Les prologues de Dupieux avaient jusqu’alors toujours été d’une radicalité assez jubilatoire : discours programmatique comme ode au non-sens (Rubber), tableau surréaliste et mutique (Wrong), ils portaient la lourde tâche d’annoncer une couleur censément à nulle autre pareille, braquant une partie de l’audience, conquérant l’autre.
Dans Réalité, la seule audace des premières images semble être la permanence étrange du titre sur une succession de plans d’une pinède californienne. Car l’exposition qui suivra, assez lente, surprendra par son manque d’inattendu, malice initiale qui en dit long sur le plan retors que monte le cinéaste.
Longue en bouche, l’intrigue pose donc, comme souvent, plusieurs récits articulés autour des figures classiques de son univers, êtres étranges jusque dans leur faciès, le tout nimbé de cette photographie laiteuse et d’une précision hors norme qui porte sa marque.
Un certain nombre d’éléments ne semblent pas fonctionner dans cette mise en place. Un jeu un peu faux de Lambert, un comique, qu’on attribue de facto à Chabat, qui ne prend pas à chaque fois, et l’étrange sentiment pour le spectateur de naviguer en eaux troubles. Les premiers niveaux de récit (le comédien qui se gratte aveuglément, le réalisateur au pitch inepte et sa quête du cri parfait, la fille et la VHS) patinent un peu avec cette insidieuse certitude que le faux qu’on nous sert est en attente de révélation.

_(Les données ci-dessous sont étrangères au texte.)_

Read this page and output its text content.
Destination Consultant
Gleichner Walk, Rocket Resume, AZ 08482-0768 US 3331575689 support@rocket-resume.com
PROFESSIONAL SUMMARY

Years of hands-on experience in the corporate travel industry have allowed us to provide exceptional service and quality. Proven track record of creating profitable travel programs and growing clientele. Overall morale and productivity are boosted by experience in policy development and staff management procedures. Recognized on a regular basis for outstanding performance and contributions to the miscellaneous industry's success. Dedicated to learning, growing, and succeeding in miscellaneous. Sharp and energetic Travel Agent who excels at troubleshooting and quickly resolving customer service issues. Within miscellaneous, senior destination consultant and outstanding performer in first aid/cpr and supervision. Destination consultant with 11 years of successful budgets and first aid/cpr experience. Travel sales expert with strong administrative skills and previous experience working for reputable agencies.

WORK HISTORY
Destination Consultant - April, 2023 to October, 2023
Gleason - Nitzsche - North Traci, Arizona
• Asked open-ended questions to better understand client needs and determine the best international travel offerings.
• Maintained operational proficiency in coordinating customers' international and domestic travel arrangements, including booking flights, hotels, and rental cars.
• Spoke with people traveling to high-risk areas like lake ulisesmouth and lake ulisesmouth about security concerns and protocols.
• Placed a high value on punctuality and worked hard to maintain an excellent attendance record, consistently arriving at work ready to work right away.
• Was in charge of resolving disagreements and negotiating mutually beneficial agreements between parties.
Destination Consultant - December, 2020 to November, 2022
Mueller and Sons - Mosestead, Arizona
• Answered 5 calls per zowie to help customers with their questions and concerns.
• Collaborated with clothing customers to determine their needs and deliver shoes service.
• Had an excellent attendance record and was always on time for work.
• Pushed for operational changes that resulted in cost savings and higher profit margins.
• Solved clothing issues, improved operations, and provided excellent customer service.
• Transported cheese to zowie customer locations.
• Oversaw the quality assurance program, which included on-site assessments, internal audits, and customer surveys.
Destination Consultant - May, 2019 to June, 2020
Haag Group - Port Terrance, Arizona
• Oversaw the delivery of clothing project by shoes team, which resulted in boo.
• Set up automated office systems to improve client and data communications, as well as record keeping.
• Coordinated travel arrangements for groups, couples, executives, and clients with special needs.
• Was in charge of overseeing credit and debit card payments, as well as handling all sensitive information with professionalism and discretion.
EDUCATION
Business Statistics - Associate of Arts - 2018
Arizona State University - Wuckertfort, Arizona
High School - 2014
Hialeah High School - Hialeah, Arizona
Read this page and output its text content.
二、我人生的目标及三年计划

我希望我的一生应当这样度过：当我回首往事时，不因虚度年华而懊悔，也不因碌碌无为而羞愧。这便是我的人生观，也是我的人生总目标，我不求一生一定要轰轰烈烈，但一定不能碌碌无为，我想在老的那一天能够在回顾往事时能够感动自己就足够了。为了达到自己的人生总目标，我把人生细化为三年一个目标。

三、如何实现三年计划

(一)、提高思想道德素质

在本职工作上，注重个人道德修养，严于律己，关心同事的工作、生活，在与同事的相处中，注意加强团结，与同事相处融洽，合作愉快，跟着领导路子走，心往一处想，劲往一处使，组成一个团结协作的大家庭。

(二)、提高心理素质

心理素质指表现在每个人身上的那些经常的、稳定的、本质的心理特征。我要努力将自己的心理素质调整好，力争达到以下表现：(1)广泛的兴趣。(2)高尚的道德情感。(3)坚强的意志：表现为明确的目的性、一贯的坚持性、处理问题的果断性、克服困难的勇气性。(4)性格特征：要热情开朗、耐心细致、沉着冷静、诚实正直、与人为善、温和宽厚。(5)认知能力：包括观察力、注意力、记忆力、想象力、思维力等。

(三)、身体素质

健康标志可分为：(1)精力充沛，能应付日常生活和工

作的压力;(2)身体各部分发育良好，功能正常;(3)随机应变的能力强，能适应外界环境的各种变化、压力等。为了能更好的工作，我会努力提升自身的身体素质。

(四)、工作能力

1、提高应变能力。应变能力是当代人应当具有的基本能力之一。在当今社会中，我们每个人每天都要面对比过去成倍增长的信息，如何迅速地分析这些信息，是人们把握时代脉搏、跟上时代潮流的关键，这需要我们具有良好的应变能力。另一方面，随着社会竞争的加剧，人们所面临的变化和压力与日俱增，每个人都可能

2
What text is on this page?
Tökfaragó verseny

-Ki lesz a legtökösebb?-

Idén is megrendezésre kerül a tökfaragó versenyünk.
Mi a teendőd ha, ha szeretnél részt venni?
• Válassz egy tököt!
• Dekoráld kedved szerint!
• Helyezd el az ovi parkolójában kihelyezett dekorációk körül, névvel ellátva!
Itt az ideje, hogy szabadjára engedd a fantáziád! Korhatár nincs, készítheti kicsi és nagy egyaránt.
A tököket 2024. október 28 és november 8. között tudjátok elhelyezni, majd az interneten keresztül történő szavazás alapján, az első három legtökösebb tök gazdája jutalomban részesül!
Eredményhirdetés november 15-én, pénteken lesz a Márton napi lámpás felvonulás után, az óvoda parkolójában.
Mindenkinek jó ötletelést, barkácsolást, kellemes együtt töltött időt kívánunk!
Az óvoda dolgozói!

A la faveur d’un trajet particulièrement long, Dupieux abat ses cartes : sur une route qui se révélera celle d’un rêve, un personnage déguisé en femme croise divers protagonistes appartenant à des réalités différentes : la réalité, le rêve, et un tournage, film mis en abyme.
Cette séquence dénuée de dialogue et soumise au seul mouvement du parcours, conditionnera toute la suite du récit, carrefour auquel le spectateur doit décider d’embarquer ou non.
Car la suite, pour le moins impossible à résumer, va emboîter les impasses et les apories, les sauts entre rêve, réalité et fiction, jusqu’au point de non-retour.
On comprendra parfaitement l’attitude du spectateur visant à rejeter en bloc ce qui semble devenir un amoncellement de twists/réveils, le tout brodé sur des obsessions un peu trop lynchiennes (la VHS miroir, la conversation téléphonique aux doubles).
La question n’est pas d’expliquer le vertige pour le plier à une réalité univoque, mais de comprendre pourquoi il a procuré l’ivresse.
Dupieux a toujours eu cette posture singulière d’un registre ambivalent. Même si Chabat excelle, même si ses échanges avec Lambert et Bouchez sont souvent vifs, son film n’est pas une comédie, pas plus qu’il ne se pare de l’horrifique lyrisme du grand maître Lynch. Le regard qu’il pose sur son univers, d’une acuité un peu trop insistante, est celui de sa jeune protagoniste, appelée Reality, et qui tourne donc un film dans lequel on la regarde s’endormir pour faire advenir les rêves.
Ce rapport à ses personnages, qu’on laisse s’exprimer, y compris pour des obsessions ridicules, dans un cadre auquel la photographie accorde toute son attention, met donc en place un lien avec le spectateur qui va s’impliquer malgré lui dans un univers voué à s’annihiler.
En résulte la grande réussite du film : nous surprendre, nous déconcerter, non plus en tant que spectateur passif, mais dans notre statut de rêveur parmi les autres. La montée en puissance des transgressions narratives ne s’accompagne plus d’un regard cérébral, mais d’une poésie émotive fondée sur la surprise et la découverte visuelle d’un arrière-plan qui se dérobe à mesure qu’il dévoile de nouvelles couches. Le recours à la musique de Glass, entêtante, se révèle particulièrement pour l’accompagner.
Entreprise de séduction d’une maîtrise totale, Réalité est une construction d’une intelligence redoutable. En témoigne cette séquence finale véritablement grandiose, projection à quadruple fond permettant toutes les résolutions des intrigues. Géniale dans son écriture qui semble légitimer bien des éléments antérieurs, c’est surtout une mise en abyme aussi drôle que sincère où Dupieux présente le cinéaste comme un magicien vous ayant mené exactement là où il l’entendait, et le spectateur comme un enfant consentant, prêt à abandonner ses repères pour laisser advenir un vertige narratif époustouflant.
Trajet singulier, Réalité semble finalement l’aboutissement d’un parcours plus vaste, celui de la filmographie de son auteur, qui accède, au-delà des audaces du non-sens, à une réalité supérieure, celle de la poésie. On espère le voir poursuivre l’exploration de ces terres encore bien vierges dans le 7ème art.